Gość co dorobił się na fali lat 90 tych, ma dużą firmę, często nawet importer znanych marek na wyłączność a mentalnie dalej siedzi w swojej budzie na bazarze. Nie można się doprosić o gwarancje, jest chamski w rozmowach I zachowuje się jakby był królem wszechświata. W dodatku nie rozumie że era takiego handlu się kończy, bo on od 30stu lat w byznesie to co mu gówniarze bedo gadać.

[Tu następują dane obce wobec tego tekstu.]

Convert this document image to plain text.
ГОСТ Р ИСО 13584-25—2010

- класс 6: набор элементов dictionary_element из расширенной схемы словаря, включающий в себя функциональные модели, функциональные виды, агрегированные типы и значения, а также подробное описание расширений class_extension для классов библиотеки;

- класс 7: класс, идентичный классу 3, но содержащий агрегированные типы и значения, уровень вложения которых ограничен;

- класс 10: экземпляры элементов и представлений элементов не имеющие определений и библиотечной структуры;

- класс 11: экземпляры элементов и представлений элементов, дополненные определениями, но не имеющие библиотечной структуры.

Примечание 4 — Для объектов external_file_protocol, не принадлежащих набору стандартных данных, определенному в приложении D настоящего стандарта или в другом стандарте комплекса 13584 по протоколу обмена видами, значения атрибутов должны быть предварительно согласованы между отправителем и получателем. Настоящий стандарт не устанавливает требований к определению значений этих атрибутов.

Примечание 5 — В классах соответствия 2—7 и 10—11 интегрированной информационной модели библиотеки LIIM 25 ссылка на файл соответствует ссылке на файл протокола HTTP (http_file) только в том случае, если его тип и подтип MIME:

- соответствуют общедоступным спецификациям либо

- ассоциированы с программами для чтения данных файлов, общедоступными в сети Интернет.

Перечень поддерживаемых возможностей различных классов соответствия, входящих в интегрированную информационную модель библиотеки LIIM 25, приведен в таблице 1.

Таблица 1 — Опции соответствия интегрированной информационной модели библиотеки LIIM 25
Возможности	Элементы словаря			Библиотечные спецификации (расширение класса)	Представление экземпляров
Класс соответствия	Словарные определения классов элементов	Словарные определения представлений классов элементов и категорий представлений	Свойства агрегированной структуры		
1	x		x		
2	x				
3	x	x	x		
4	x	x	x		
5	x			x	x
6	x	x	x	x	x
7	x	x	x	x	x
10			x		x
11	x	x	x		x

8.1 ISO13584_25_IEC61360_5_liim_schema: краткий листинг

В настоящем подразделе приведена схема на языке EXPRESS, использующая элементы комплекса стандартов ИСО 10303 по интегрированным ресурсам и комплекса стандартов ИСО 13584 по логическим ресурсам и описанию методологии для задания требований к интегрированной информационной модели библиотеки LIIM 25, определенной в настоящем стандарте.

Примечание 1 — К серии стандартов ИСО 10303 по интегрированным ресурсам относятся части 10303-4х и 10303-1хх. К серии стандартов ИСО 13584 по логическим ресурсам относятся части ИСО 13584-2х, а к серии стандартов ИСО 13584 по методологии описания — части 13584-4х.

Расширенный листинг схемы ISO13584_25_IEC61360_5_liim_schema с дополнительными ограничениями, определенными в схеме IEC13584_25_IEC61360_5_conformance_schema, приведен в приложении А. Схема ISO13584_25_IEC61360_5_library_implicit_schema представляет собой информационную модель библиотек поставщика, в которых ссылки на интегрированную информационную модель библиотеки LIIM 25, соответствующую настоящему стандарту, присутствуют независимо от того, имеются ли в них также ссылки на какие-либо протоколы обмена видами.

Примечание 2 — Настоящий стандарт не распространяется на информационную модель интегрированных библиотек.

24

Co by tu Woma pedzieć? Tak opisał ten typ Michał i chyba miał rację. No właśnie trochę tak jest, ale moim zdaniem liczba tego typu postaci mocno spada ostatnimi czasy. Dlaczego? Po pierwsze – sukcesja, czyli że gównażeria przejmuje firmy łojców. Po drugie – rynek, czyli że mekdonaldy i inni lepsi gracze wypierają z areny dziejów januszowe firmy. Albo trzeci powód – Janusze stają się Yanushami (8).

(3) Kato-przedsiębiorca

co do kato-przedsiębiorców to nie wiem, czy to jest cenne, co napiszę. Niech cenzura przez to przejdzie. Ciągle na takich trafiam 🙂 Ogólnie to moja refleksja jest taka, że bardzo trudno to pogodzić. Najlepiej, jeśli przedsiębiorca jest kato i się z tym nie obnosi, tzn. niech nawraca, ale przez przykład: czyli cnoty ludzkie nr 1, nie gada o religii, ale szanuje pracowników – taki byl u nas (…), takie mam wrażenia np. ze współpracą z (…) etc. Dużą zaletą takich środowisk jest zaufanie pracowników i wzajemne wsparcie. Tutaj jest duuuży potencjał pracowniczy do zbudowania zespołu.
Drugi rodzaj przedsiębiorców, to pardon, tzw. kato-odpi**dol, czyli osoba, która ostentacyjnie obnosi się ze swoją wiarą, na siłę nawraca pracowników, nie pozostawia im wolności, katuje swoimi świadectwami i doświadczeniami, wyłącza zdrowy rozsądek, niepowodzenia przypisuje szatanowi etc.
To jest katolik ekspansywny, co wywołuje efekt przeciwny do zamierzonego.
Chyba tyle.

Cóż Wam powiedzieć, bracia i siostry? Toż nasza siostra, Zdzisława – trafnie opisała ten typ, co można by zakończyć słowami: dobrze, że jesteś! Ale wait, wcale niedobrze, że jesteś, bo jeśli jesteś typem drugim katoprzedsiebiorcy, to po prostu jesteś wrzodem na zadniej części pleców Kościoła, bo nie dość że masz ambicję być Jego twarzą dla swojego otoczenia, to jeszcze robisz to tak beznadziejnie, że ta historia z kamieniem młyńskim u szyi może kiedyś dotyczyć Ciebie.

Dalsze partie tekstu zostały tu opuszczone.